А здесь, благодаря потугам деревенского «сына полка» пожар разгорелся с новой, небывалой, доселе, силой. Уж больно рьяно размахался яблонькой удалец, так, что озорные искры от кострища взметнулись в синюю высь, а головёшки прыснули по сторонам, куда попало. И попали-то головёшки не куда-нибудь — точнёхонько на соседские амбары, а искры не догорев на вольном ветру, словно выдохшиеся светлячки опустились на заправленные сеном сеновалы. Эво как оно здорово и дружно пыхнуло. Так пыхнуло, что даже Переборушка остановился посмотреть, что там у него за спиной так подозрительно затрещало и зачадило в полнеба.

Пожар мигом охватил все амбары, сараи и подобрался к хлевам, где томилась от полуденного безделья недоенная скотина. Поднявшийся откуда ни возьмись ветер-бродяга, как назло погнал огонь на сгрудившиеся в живописной низине избы (ну кто так кучно строит!).

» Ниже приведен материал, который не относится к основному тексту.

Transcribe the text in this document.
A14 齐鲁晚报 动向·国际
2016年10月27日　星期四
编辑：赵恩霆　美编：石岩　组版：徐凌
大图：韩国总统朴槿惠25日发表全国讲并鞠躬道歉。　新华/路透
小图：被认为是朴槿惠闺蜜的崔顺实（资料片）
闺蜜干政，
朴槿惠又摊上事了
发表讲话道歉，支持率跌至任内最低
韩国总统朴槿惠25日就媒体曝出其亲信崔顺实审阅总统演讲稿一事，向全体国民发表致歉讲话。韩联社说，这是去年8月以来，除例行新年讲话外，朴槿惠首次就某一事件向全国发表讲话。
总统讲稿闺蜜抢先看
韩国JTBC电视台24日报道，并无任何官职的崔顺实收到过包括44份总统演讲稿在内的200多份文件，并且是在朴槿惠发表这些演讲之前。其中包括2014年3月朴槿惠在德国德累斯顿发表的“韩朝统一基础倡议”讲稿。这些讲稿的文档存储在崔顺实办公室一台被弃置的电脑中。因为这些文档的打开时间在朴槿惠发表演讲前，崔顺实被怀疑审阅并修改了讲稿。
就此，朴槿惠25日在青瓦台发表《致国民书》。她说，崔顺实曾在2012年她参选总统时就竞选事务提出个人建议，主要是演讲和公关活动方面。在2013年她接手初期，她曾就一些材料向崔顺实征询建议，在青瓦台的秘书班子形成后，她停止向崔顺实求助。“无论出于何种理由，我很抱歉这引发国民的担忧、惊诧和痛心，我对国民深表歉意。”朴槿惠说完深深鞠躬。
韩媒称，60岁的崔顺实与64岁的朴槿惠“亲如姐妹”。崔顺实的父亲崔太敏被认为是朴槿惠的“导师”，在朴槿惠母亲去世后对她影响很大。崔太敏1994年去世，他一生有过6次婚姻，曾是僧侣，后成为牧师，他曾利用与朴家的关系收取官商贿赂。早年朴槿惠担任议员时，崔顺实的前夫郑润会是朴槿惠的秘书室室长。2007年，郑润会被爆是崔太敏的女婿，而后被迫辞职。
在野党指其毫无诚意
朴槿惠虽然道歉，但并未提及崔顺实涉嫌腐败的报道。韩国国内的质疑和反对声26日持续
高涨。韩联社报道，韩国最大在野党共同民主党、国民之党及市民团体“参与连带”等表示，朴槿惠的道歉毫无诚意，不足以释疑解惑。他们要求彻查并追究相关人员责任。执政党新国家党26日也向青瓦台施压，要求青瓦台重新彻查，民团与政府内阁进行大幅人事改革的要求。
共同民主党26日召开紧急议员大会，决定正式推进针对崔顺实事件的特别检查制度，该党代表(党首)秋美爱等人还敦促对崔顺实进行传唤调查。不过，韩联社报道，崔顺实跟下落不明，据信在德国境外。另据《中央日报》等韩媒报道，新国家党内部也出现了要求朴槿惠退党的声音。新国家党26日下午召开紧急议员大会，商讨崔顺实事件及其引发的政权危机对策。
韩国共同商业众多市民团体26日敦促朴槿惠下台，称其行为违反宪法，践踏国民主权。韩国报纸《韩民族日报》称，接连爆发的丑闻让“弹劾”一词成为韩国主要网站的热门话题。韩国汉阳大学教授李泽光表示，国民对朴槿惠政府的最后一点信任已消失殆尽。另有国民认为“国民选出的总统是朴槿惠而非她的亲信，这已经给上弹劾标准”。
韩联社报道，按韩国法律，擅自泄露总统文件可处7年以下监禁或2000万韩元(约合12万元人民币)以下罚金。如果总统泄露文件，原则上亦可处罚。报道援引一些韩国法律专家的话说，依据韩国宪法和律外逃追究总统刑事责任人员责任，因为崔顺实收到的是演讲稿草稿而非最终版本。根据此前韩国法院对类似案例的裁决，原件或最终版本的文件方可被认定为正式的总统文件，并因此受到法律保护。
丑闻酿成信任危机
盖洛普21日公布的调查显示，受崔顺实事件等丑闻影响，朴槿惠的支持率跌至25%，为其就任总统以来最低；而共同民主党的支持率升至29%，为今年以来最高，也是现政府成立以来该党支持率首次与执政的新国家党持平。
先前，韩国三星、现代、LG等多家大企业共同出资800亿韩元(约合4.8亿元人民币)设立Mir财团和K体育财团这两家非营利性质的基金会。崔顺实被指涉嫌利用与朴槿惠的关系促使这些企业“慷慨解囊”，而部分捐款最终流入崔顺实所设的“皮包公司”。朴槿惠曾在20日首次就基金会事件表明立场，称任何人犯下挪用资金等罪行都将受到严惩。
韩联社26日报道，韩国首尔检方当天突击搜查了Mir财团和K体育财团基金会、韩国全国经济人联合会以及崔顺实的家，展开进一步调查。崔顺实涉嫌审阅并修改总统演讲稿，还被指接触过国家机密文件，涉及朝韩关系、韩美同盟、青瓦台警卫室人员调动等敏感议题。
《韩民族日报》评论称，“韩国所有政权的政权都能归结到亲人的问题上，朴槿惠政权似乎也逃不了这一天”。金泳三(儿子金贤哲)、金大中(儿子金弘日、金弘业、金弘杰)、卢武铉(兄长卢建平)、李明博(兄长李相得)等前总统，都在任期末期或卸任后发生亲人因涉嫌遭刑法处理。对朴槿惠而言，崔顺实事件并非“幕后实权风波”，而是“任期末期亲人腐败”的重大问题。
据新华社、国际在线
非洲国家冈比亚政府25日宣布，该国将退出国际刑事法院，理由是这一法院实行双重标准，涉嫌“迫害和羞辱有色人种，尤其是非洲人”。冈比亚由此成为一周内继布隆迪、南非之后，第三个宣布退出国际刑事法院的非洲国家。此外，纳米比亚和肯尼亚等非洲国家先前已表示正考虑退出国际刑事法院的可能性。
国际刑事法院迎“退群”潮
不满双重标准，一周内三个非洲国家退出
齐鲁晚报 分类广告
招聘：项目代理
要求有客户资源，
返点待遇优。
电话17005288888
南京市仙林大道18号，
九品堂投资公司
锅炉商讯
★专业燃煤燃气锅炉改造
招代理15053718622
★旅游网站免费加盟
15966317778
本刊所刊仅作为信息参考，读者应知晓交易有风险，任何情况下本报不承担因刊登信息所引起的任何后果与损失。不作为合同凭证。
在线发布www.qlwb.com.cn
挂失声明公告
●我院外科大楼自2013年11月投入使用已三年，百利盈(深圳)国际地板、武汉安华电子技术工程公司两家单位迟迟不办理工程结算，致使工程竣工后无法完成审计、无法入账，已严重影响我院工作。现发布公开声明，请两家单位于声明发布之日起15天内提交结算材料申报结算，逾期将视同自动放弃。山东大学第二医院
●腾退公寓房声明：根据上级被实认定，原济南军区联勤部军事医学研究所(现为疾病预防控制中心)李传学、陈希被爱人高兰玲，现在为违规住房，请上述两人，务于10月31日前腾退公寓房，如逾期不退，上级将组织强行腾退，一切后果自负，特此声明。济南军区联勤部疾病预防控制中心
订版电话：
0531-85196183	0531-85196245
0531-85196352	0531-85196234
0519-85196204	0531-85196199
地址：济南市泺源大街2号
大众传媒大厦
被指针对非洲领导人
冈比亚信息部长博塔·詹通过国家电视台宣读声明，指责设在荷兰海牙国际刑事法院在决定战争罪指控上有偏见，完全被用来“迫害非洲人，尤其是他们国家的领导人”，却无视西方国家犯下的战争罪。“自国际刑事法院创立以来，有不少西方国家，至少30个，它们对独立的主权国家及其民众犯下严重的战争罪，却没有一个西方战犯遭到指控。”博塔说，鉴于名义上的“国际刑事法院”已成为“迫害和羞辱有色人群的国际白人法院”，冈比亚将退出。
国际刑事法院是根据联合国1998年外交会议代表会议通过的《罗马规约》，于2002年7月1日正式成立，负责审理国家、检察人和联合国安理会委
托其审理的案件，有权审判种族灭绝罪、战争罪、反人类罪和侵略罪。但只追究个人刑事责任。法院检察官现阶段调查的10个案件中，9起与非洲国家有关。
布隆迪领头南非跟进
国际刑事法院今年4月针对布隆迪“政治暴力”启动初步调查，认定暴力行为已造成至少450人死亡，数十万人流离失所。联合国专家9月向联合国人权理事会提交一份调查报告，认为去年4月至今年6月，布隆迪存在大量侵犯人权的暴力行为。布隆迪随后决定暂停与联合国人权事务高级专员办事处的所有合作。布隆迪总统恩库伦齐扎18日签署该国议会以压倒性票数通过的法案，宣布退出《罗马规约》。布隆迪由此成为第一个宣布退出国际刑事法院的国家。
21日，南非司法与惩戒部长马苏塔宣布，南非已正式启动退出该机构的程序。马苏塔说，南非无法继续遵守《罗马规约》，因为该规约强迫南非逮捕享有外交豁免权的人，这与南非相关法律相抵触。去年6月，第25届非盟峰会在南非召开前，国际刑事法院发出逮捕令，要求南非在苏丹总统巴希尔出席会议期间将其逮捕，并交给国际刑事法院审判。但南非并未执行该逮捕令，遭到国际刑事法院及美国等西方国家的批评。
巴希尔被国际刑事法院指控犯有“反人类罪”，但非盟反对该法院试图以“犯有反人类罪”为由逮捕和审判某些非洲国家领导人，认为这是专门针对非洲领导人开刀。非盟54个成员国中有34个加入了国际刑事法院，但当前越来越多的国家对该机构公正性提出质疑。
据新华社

Бабы, теперь уже заголосив во весь объём своих полных грудей, кинулись спасать детей и документы, мужики скотину и рыбацкие снасти, а Переборушка, смекнув, что во всём виноват… этот противный северо-западный порывистый муссон, кинулся спасать, кого бы вы думали… правильно, всю, без исключения, деревню. В отличие от своих сородичей он мыслил более глобальными масштабами. Эх, если бы его сноровку и смекалку направить в нужное русло…

Тьфу, ты! И чего это я про русло вспомнил. Нутром чую, не в добрый час вспомнил.

Переборушка, отбросив разгоревшееся дерево в сторону ещё не подпалённого соседнего сеновала, уже мчался, сломя голову, к старому руслу реки, которое было перекрыто в незапамятные времена доброй дубовой плотиной плотниками-гастарбайтерами из Бобруйска, образовав между покрытыми хвоей холмами красивое лесное озеро, из которого лилась себе водичка на мельничные круги, приводя в движение общественно-общинные жернова.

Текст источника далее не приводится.